Frederick Douglas Wants To Have A Talk

by Paul Grimsley

A Great And Enlightening Book

“Those who profess to favor freedom, and yet depreciate agitation, are men who want crops without plowing up the ground.” ~ Frederick Douglass

The Constitution isn’t broken — it doesn’t need fixing. Reading the above book by Frederick Douglas was enlightening because it is actually a great advertisement for digging in and understanding that document that helped to shape this county: The Constitution.

There were points where the Abolitionists called for the destruction of The Constitution, claiming that it was an inherently racist document, whereupon Frederick Douglass, breaking with those who had mentored him, such as William Lloyd Garrison, put forward an altogether different argument.

Douglass suggested that the language of the document itself was not racist, merely the interpretation of it, and that the notion that all men were created equal did not exclude African Americans. That if they were to be recognized as more than slaves, and given their due as thinking and reasoning human beings, that the rights enshrined in the founding documents of this country had to be applied to them to.

He extended this to the right of women as well, being very active in the fight for women’s suffrage as well, using very logical arguments that never stray beyond well reasoned out logic that lays bear the flaw in any argument that seeks to make a person in this country less than a person.

Likewise the idea of no union with slaveholders is replaced with the notion of no union with slaveholding, with the idea of bringing the rebel states in under the control of The Union, and making sure that they adhered to the rules laid out in The Constitution. He believed that the only solution was to control those states who still allowed slavery and to stamp it out, and the only way they could do that was to take responsibility for them.

Where justice is denied, where poverty is enforced, where ignorance prevails, and where any one class is made to feel that society is an organized conspiracy to oppress, rob and degrade them, neither persons nor property will be safe.
~ Frederick Douglass

His faith in the enterprise seemed to draw from both the faith and knowledge he had of his own people, and the faith that he had in the good people such as Abraham Lincoln who he had adjudged to be a good man. But also he drew from his own experience and his own self knowledge, and his desire to really make his country work.
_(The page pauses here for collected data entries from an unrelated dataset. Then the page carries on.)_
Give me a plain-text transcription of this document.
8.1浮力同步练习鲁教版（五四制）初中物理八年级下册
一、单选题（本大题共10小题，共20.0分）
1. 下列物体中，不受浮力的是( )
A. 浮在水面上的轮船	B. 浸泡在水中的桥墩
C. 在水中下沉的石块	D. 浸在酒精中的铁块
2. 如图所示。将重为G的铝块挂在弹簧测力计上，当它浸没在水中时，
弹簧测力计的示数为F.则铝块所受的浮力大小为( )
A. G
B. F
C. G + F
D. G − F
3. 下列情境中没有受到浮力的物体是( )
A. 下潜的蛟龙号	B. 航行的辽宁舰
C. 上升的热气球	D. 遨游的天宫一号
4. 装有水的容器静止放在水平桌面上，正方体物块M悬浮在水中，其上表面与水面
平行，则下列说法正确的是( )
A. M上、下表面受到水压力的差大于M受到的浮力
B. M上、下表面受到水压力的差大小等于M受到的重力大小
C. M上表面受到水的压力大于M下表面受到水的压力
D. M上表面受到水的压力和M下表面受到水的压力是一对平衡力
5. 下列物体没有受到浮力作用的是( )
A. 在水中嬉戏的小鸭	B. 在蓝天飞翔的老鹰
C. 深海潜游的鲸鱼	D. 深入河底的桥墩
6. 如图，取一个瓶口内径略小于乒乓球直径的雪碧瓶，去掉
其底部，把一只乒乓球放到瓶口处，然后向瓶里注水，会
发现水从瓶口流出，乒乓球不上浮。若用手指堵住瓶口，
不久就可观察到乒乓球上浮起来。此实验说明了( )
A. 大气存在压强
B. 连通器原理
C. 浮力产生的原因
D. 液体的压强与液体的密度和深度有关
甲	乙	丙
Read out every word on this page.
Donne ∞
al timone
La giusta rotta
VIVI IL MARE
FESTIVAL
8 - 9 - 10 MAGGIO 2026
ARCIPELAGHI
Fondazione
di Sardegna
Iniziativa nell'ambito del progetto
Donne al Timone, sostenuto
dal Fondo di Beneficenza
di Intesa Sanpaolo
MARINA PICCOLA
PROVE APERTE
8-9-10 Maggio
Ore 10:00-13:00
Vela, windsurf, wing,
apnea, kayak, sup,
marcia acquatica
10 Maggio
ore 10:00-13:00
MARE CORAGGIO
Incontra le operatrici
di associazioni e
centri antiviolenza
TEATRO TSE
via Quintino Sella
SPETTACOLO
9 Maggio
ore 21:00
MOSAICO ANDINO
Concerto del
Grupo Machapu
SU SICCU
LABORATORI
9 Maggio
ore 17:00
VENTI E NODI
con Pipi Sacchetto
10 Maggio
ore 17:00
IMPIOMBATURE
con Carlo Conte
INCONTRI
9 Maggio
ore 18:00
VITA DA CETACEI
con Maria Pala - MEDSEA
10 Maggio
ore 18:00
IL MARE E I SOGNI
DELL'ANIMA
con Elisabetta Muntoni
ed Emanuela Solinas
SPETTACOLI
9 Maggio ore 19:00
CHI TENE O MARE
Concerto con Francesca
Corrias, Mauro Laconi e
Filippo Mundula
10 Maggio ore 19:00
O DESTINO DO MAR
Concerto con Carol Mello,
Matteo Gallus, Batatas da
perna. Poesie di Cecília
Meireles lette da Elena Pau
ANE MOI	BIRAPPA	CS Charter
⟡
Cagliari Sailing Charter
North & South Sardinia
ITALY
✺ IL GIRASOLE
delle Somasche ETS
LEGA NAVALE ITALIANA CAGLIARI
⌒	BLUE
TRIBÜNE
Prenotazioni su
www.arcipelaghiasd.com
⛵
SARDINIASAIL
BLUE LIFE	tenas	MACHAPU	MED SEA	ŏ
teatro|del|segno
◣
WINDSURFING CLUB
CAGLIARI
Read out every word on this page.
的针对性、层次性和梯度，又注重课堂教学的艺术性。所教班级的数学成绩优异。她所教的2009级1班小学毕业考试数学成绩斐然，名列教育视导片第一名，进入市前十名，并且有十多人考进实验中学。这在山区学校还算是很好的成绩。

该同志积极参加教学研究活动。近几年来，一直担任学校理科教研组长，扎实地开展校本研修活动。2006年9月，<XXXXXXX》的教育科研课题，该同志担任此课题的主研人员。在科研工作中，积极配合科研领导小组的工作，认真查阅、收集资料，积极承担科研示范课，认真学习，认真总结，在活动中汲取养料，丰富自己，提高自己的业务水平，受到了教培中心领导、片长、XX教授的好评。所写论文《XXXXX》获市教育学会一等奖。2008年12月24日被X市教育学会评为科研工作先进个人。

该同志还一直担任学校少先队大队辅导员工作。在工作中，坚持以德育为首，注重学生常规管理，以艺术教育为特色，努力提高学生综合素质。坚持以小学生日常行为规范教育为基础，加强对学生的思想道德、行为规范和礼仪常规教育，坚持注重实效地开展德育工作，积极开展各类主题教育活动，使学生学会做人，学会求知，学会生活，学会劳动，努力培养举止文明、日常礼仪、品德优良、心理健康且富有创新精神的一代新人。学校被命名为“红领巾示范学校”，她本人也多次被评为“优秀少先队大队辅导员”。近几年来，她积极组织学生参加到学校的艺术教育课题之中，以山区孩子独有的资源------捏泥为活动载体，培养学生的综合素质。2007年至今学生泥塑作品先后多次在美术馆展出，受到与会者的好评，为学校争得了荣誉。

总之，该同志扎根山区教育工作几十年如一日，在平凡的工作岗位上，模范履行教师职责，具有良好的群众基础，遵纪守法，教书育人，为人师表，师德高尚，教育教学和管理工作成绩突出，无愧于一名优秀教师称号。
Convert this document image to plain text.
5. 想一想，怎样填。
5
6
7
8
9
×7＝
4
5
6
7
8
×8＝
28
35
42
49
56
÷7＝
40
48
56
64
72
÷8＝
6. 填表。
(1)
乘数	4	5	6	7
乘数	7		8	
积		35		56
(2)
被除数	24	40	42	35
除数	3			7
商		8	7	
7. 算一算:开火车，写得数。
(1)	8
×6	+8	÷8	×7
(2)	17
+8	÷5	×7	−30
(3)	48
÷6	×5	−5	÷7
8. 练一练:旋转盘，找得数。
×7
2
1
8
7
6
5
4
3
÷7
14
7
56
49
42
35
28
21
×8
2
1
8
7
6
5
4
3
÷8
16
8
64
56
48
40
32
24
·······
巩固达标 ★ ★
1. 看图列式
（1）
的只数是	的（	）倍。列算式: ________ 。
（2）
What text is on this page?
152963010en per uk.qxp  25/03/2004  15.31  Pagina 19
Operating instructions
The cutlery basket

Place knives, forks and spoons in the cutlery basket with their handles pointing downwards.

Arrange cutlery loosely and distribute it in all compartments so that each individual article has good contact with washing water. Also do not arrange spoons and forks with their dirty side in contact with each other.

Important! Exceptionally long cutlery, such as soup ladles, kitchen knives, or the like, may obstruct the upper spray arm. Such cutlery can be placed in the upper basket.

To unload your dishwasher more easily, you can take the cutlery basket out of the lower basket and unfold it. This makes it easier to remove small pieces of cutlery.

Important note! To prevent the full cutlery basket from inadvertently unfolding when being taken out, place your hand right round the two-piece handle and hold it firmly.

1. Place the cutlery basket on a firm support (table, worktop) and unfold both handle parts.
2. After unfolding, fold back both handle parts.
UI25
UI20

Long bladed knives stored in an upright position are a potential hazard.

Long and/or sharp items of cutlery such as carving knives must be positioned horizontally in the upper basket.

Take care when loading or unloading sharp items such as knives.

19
At points when others might have fled for fear of being recaptured and sold back into the slave trade, Frederick Douglass returned to live in his home country, because he believed it was the place that he was most needed.

He advocated joining the army, and worked tirelessly to create favorable conditions for black soldiers, because he believed that fighting for their country not only gave his people better living conditions, it gave them agency, and it secured for them a history of having fought to shape the country that they wanted to fully be part of.

To read Frederick Douglass is to be made cognizant of what the United States was, what it might have become, and what can be done by men of integrity to shape what it is. Some of the answers to the problems that exist still today may be found in these lessons that have been preserved from the past, and in The Constitution itself — a unique document, of which too little is known by the people who it was written for.

Frederick Douglass and his ilk are where we should be seeking answers to how to make America again.

Please hunt out this book — it is inexpensive, and it is invaluable.